Cuando lo correcto en cada parte no garantiza el todo

Según Bernardino, la energía puede ser técnicamente sólida y aun así generar una demanda de refrigeración innecesaria. La refrigeración puede operar con eficacia mientras consume una capacidad eléctrica escasa. La redundancia puede mejorar un subsistema mientras suma costo y complejidad en otro lugar del proyecto.

«El problema no suele estar dentro de los sistemas. Está entre ellos», resume el ingeniero, para quien ahí —en las interfaces— es donde la optimización local se convierte en riesgo a nivel de todo el sistema.

Fronteras que esconden consecuencias

Los centros de datos se organizan por disciplinas —eléctrica, mecánica, controles, obra civil, TI y operaciones— porque los proyectos complejos necesitan responsabilidades claras. Pero esas mismas fronteras, advierte Bernardino, pueden ocultar efectos en cadena.

Aumentar la densidad de TI, explica, dispara una secuencia de consecuencias: sube la demanda eléctrica, cambia el rechazo de calor, se modifican los requisitos de refrigeración, cambian los supuestos de distribución y puede crecer la potencia total de la instalación. Una decisión tomada por una sola disciplina puede así alterar la economía o el desempeño de varias otras.

«Cada equipo puede tomar una decisión defendible y el proyecto puede terminar convergiendo en la arquitectura general equivocada», señala. La pregunta que propone dejar planteada es quién asume la responsabilidad por las consecuencias que aparecen entre disciplinas de ingeniería.

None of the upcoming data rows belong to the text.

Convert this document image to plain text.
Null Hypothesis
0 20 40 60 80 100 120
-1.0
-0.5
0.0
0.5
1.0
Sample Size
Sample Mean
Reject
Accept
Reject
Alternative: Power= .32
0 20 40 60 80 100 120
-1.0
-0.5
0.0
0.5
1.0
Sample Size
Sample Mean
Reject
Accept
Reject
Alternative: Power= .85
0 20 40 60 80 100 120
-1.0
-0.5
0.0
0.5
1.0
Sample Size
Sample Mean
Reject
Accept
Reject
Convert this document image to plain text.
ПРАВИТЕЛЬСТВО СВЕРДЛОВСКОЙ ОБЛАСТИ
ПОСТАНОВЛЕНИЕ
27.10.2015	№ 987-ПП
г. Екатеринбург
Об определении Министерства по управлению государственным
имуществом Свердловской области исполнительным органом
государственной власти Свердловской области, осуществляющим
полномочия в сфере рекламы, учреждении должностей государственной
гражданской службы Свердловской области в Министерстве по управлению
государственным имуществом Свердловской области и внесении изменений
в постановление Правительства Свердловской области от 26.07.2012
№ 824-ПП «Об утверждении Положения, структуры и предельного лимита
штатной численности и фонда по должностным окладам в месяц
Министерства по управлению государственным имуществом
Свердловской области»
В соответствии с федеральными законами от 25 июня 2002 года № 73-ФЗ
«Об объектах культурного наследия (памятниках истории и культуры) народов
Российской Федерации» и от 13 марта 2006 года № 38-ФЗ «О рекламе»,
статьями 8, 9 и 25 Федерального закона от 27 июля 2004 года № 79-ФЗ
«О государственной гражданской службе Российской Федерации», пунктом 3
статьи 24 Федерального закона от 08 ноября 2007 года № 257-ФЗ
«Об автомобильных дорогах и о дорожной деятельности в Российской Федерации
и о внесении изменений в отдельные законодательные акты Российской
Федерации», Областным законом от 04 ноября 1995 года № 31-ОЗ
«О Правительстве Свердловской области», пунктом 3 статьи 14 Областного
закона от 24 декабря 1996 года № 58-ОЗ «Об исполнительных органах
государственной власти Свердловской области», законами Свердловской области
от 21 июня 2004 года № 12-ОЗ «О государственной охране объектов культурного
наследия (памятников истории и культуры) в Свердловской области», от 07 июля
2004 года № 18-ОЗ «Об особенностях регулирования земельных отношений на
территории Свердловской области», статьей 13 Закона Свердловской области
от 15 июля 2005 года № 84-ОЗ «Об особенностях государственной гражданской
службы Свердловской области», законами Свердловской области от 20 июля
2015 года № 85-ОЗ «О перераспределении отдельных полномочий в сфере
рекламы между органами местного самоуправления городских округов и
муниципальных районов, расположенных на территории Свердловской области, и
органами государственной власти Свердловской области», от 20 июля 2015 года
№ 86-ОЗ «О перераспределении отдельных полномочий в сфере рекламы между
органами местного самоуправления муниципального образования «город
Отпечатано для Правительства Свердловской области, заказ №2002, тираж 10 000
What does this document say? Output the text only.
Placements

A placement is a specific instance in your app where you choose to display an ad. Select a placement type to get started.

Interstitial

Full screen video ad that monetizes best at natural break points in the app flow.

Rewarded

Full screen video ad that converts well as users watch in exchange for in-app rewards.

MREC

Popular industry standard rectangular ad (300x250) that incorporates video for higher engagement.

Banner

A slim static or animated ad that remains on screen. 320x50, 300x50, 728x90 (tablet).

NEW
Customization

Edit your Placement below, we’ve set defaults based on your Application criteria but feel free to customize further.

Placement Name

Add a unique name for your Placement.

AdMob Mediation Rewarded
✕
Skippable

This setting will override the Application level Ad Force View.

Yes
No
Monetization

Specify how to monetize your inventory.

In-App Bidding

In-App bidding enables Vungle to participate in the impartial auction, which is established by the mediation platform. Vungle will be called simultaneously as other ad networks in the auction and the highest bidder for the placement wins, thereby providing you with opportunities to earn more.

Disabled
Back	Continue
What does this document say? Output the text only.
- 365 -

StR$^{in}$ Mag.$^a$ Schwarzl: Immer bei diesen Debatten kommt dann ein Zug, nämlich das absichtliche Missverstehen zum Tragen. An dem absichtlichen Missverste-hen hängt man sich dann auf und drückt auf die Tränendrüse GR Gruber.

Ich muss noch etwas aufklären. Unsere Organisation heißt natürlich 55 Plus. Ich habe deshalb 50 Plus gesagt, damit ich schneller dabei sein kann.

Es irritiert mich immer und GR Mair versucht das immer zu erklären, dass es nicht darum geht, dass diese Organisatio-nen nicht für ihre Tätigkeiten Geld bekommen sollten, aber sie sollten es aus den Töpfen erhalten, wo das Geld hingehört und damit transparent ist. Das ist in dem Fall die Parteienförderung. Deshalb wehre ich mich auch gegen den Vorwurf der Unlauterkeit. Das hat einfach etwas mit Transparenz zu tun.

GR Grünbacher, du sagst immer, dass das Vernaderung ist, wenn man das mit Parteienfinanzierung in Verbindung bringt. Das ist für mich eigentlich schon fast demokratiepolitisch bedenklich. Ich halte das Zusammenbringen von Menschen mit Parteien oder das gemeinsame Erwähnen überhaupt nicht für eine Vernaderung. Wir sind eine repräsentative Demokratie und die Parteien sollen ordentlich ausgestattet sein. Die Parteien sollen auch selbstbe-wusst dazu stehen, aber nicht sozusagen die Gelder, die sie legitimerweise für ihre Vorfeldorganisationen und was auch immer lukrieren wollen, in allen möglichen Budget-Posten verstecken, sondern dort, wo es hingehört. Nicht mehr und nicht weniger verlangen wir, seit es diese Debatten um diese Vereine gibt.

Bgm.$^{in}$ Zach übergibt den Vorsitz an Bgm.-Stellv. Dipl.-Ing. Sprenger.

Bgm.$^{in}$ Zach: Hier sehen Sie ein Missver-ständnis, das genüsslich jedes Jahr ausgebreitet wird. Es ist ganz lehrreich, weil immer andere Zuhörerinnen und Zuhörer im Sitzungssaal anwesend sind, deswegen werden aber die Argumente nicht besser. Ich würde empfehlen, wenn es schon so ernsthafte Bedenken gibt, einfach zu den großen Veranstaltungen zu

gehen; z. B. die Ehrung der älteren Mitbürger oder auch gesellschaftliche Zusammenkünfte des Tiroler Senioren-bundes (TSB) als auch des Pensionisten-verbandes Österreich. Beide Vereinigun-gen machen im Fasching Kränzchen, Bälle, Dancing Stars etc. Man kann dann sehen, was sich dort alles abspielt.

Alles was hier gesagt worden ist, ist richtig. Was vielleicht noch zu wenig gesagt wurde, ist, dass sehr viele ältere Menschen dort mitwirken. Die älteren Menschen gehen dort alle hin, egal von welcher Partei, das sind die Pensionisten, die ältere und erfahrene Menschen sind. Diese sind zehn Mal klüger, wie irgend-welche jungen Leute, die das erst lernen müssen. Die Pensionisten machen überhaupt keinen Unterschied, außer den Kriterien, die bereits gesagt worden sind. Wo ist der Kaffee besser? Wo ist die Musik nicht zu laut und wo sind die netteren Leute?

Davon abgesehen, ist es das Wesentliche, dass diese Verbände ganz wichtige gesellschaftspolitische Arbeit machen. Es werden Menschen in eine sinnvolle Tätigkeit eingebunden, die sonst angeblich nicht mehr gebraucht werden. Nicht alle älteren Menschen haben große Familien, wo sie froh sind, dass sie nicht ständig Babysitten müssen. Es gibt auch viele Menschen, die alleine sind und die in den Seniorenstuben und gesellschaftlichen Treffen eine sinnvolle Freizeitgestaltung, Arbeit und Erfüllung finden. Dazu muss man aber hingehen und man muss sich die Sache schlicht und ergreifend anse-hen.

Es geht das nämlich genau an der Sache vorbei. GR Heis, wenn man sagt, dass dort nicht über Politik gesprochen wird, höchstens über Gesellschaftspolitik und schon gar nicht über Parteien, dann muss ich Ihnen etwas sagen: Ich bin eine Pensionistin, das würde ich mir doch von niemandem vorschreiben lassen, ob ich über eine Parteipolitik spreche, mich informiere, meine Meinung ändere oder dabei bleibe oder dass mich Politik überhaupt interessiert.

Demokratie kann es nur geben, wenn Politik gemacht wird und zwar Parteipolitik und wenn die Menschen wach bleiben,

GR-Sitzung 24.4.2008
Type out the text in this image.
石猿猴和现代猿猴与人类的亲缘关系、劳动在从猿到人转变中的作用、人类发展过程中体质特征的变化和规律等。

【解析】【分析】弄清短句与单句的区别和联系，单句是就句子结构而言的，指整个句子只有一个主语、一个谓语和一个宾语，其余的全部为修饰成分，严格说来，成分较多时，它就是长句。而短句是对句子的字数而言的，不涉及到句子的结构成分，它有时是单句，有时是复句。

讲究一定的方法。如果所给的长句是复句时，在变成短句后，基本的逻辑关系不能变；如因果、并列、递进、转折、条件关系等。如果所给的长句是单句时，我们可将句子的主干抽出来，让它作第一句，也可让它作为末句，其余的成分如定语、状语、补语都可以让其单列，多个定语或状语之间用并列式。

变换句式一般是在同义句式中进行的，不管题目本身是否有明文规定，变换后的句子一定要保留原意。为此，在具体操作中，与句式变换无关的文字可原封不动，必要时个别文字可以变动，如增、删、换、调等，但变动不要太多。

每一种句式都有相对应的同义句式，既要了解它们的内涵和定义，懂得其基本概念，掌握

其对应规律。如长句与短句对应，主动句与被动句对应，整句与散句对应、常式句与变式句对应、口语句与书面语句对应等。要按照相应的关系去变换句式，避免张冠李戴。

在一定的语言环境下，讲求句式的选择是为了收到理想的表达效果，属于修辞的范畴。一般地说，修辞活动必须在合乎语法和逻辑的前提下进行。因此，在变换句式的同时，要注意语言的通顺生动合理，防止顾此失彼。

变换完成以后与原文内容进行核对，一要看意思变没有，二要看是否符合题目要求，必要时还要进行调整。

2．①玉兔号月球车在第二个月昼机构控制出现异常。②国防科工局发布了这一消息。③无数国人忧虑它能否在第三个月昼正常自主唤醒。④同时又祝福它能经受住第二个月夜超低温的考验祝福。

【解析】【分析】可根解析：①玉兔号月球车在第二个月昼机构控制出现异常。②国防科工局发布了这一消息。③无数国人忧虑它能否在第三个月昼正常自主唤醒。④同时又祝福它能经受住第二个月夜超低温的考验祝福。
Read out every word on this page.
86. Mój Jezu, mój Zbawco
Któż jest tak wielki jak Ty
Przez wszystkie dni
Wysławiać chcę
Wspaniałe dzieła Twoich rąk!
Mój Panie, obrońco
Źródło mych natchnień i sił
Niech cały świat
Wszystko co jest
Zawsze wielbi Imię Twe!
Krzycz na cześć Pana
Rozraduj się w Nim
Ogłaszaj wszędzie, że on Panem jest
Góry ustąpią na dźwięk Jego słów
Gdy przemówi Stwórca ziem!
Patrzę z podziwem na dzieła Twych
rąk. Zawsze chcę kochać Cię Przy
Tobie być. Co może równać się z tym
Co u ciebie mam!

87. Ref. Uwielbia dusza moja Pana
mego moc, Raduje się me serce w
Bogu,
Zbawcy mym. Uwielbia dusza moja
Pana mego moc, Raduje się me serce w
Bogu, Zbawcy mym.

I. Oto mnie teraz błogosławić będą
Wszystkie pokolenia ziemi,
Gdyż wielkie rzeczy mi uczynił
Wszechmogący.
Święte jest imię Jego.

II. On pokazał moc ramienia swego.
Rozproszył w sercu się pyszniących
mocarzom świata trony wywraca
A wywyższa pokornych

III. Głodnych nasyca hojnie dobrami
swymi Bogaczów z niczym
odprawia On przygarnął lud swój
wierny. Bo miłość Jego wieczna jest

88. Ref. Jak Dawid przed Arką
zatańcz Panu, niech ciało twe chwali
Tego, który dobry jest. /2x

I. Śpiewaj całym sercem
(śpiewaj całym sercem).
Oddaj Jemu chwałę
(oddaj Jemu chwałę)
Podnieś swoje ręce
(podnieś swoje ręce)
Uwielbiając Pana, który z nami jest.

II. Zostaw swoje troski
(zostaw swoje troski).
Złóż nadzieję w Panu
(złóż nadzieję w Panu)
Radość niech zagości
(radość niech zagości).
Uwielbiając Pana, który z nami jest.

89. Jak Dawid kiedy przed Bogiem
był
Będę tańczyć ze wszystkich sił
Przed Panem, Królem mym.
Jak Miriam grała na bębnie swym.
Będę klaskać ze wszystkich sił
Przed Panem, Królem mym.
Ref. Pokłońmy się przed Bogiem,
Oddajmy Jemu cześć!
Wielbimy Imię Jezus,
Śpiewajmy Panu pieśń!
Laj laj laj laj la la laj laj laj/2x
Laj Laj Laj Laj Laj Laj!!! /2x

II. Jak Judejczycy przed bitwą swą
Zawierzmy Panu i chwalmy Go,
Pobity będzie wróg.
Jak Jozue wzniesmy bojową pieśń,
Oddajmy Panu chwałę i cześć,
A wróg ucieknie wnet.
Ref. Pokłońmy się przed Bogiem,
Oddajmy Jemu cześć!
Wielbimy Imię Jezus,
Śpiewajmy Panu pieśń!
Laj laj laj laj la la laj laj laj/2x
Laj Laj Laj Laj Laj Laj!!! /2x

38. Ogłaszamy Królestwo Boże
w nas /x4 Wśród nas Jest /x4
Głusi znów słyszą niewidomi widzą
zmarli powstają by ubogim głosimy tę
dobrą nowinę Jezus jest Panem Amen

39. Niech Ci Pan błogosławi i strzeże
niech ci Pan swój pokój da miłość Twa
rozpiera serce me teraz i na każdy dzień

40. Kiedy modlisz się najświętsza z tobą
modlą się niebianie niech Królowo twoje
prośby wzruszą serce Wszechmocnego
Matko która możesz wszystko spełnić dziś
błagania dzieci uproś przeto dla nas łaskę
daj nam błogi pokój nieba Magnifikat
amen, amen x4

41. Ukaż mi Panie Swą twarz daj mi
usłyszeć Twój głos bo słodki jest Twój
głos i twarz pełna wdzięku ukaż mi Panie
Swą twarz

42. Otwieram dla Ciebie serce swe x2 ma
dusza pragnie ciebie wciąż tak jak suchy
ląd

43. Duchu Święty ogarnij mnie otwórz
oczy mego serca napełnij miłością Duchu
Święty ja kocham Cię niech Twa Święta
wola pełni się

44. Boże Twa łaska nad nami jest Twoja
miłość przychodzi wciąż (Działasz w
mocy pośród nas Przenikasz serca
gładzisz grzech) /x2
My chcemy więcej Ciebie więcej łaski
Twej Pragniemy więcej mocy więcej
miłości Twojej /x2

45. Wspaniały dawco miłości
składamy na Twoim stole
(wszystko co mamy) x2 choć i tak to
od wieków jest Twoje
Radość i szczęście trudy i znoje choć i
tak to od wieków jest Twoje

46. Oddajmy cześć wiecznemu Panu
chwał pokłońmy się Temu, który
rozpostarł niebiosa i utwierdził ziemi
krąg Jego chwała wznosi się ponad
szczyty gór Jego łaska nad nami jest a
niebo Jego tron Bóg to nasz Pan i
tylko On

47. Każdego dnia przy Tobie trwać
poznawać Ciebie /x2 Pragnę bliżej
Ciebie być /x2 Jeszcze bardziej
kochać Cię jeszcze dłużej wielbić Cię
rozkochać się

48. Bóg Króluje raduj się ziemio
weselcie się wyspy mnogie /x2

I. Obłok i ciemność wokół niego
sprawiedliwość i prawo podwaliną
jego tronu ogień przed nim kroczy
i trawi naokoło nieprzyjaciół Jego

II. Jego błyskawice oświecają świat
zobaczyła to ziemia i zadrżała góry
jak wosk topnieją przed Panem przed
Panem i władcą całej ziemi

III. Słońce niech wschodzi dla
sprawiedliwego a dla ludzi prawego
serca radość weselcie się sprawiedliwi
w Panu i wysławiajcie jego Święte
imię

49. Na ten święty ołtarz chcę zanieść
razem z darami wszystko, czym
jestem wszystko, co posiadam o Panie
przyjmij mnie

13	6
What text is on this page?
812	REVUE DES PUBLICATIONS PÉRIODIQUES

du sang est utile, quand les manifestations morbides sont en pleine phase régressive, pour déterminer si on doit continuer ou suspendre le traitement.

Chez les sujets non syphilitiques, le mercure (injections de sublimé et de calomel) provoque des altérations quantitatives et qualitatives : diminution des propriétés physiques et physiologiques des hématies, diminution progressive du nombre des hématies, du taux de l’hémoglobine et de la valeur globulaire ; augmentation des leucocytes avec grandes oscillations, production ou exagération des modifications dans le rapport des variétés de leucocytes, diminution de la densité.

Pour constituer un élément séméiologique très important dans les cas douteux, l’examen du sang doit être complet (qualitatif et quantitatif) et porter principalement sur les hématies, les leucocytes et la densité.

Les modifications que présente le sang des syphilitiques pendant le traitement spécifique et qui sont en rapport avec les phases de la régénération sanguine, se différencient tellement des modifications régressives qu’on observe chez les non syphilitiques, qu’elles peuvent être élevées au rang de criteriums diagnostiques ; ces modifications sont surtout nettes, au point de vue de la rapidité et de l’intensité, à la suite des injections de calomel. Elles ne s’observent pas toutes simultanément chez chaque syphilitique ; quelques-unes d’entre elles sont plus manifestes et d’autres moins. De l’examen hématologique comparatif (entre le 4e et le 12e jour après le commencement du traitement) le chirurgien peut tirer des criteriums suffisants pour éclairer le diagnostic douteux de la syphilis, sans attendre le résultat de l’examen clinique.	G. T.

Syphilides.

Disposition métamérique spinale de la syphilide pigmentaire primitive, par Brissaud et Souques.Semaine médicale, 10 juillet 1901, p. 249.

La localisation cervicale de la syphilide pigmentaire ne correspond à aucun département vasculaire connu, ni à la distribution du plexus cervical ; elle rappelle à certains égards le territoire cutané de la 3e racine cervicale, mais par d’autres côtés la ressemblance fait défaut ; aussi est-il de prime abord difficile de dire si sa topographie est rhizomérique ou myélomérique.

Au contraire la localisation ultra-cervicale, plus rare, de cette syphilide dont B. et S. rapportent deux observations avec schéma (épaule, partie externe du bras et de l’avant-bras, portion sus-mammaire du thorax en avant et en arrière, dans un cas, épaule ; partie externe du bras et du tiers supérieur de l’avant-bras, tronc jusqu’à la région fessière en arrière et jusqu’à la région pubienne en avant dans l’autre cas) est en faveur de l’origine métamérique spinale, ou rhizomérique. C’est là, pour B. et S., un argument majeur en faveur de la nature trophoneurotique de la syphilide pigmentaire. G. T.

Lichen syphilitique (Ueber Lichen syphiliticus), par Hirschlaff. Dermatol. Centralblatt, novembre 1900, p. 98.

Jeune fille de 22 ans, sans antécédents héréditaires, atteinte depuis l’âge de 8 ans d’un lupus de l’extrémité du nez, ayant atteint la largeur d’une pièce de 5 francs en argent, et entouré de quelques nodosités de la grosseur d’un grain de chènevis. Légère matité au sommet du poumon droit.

Energía y refrigeración: un mismo problema

El caso de la energía y la refrigeración ilustra la lógica con particular claridad. Los equipos de TI consumen electricidad y convierten casi toda esa energía en calor; retirar ese calor exige infraestructura y energía adicionales. La secuencia resultante —carga de TI, demanda eléctrica, generación de calor, demanda de refrigeración y nueva demanda eléctrica— muestra que ambos sistemas no pueden optimizarse por separado.

Por eso, sostiene Bernardino, una arquitectura de refrigeración debe evaluarse no solo por su desempeño térmico, sino también por su impacto en la demanda eléctrica, la resiliencia, el rango operativo, la escalabilidad y la potencia total del sitio. Lo mismo aplica en sentido inverso: la arquitectura eléctrica influye en las pérdidas, la carga de los equipos, las estrategias de resiliencia y las condiciones bajo las cuales debe seguir operando la refrigeración. La unidad de ingeniería relevante, concluye, termina siendo la instalación completa.

La redundancia también traslada complejidad

La resiliencia plantea otro desafío de integración. Añadir redundancia a un subsistema puede mejorar su disponibilidad individual mientras incrementa la complejidad en otra parte: más rutas eléctricas requieren más capacidad de refrigeración; más equipos de refrigeración requieren más suministro eléctrico y lógica de control; la generación de respaldo introduce secuencias de conmutación, requisitos de combustible, restricciones de emisiones e implicancias de permisos.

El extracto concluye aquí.